In: Statistics and Probability
You are given a data set containing the height, weight, age, and blood pressure of a representative sample of people from a major metropolitan area. Comment on the suitability of using a statistically-based versus a cluster-based outlier detection scheme to identify people with anomalous characteristics for this data set.
To find the outlier we have several methods like graphical statistically based also cluster based etc.
In statistically based analysis the approach is like assuming a parametrical model describing the distribution of the data .example we can say that normal distribution.To apply a statistical test it depend several things like. Data distribution , parameter of distribution and also number of the expected outlier . The statistical based approach is likehood approach. There are also limitations to the statistical method.

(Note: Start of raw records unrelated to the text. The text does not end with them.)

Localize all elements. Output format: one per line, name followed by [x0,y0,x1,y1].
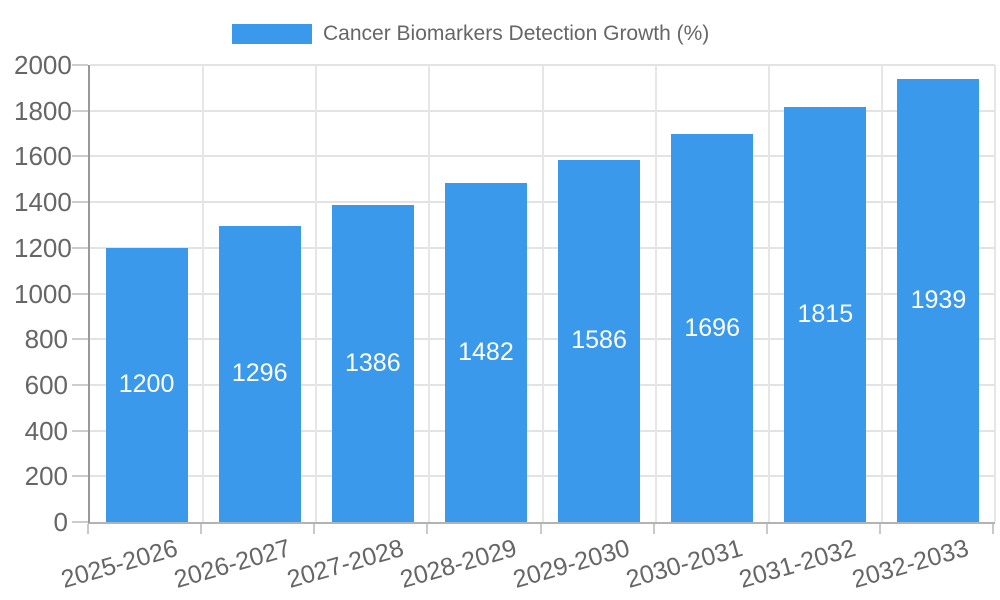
v-gridline [541,65,544,522]
x-axis-tick [765,524,768,534]
y-axis-tick-label: 1800 [14,95,72,126]
bar[interactable]: 1586 [558,159,641,522]
v-gridline [654,65,657,522]
bar[interactable]: 1696 [671,134,754,522]
bar[interactable]: 1815 [784,107,867,522]
bar[interactable]: 1386 [331,205,414,522]
bar-value-label: 1482 [458,338,514,367]
y-axis-tick-label: 1600 [14,141,72,172]
v-gridline [994,65,996,522]
y-axis-tick-label: 600 [24,369,68,400]
y-axis-tick [72,338,88,341]
bar-value-label: 1939 [910,285,967,314]
bar-value-label: 1296 [231,359,288,388]
y-axis-tick [72,109,88,112]
y-axis-tick [72,64,88,66]
y-axis-tick [72,475,88,478]
v-gridline [315,65,318,522]
y-axis-tick-label: 1200 [14,232,72,263]
bar-value-label: 1386 [345,349,401,378]
x-axis-tick [878,524,881,534]
bar[interactable]: 1939 [897,78,980,522]
y-axis-tick-label: 400 [24,415,68,446]
y-axis-tick-label: 2000 [14,50,72,80]
bar[interactable]: 1482 [444,183,527,522]
bar-value-label: 1200 [118,370,175,399]
bar[interactable]: 1296 [218,225,301,522]
v-gridline [880,65,883,522]
x-axis-tick [652,524,655,534]
x-axis-tick [200,524,203,534]
legend-swatch [232,24,312,44]
bar-value-label: 1815 [797,300,854,329]
legend-item[interactable]: Cancer Biomarkers Detection Growth (%) [232,22,709,46]
y-axis-tick-label: 800 [24,324,68,355]
plot-area: 1200 1296 1386 1482 1586 1696 1815 1939 [88,64,996,524]
v-gridline [428,65,431,522]
x-axis-tick [87,524,89,534]
y-axis-tick-label: 200 [24,461,68,492]
y-axis-tick-label: 0 [53,507,68,537]
x-axis-tick [426,524,429,534]
bar-value-label: 1696 [684,313,740,342]
x-axis-tick [539,524,542,534]
y-axis-tick [72,521,88,523]
v-gridline [767,65,770,522]
y-axis-tick [72,429,88,432]
y-axis-tick [72,292,88,295]
y-axis-tick [72,383,88,386]
x-axis-tick [992,524,994,534]
y-axis-tick-label: 1400 [14,187,72,218]
v-gridline [202,65,205,522]
y-axis-tick-label: 1000 [14,278,72,309]
bar-value-label: 1586 [571,326,627,355]
y-axis-tick [72,201,88,204]
bar[interactable]: 1200 [105,247,188,522]
legend-label: Cancer Biomarkers Detection Growth (%) [323,22,710,45]
y-axis-tick [72,246,88,249]
y-axis-tick [72,155,88,158]
x-axis-tick [313,524,316,534]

In the statistical method most of the approach are for a single attribute secondly in many cases data distribution may not be known then this approach faces problem and also for high dimensional data it may be challenging to find out the true distribution
Then it comes the cluster based analysis its basis is like clustering the data into groups of different density then choose points in small cluster as the candidate outlier then comparing with this candidate point compute the distance between the candidate point and noncandidating clusters . If the candidate points are so far from the all other noncandidating points they are outliers.
Since here we got height ,weight,age, and blood pressure of sample from metropolitan city means we have more than one or several type of variables so we can say that it's multivariate and also it will be a huge dimensional data because it's from metropolitan city . According to these founding I think the stable method for outlier detection is cluster based outlier detection method.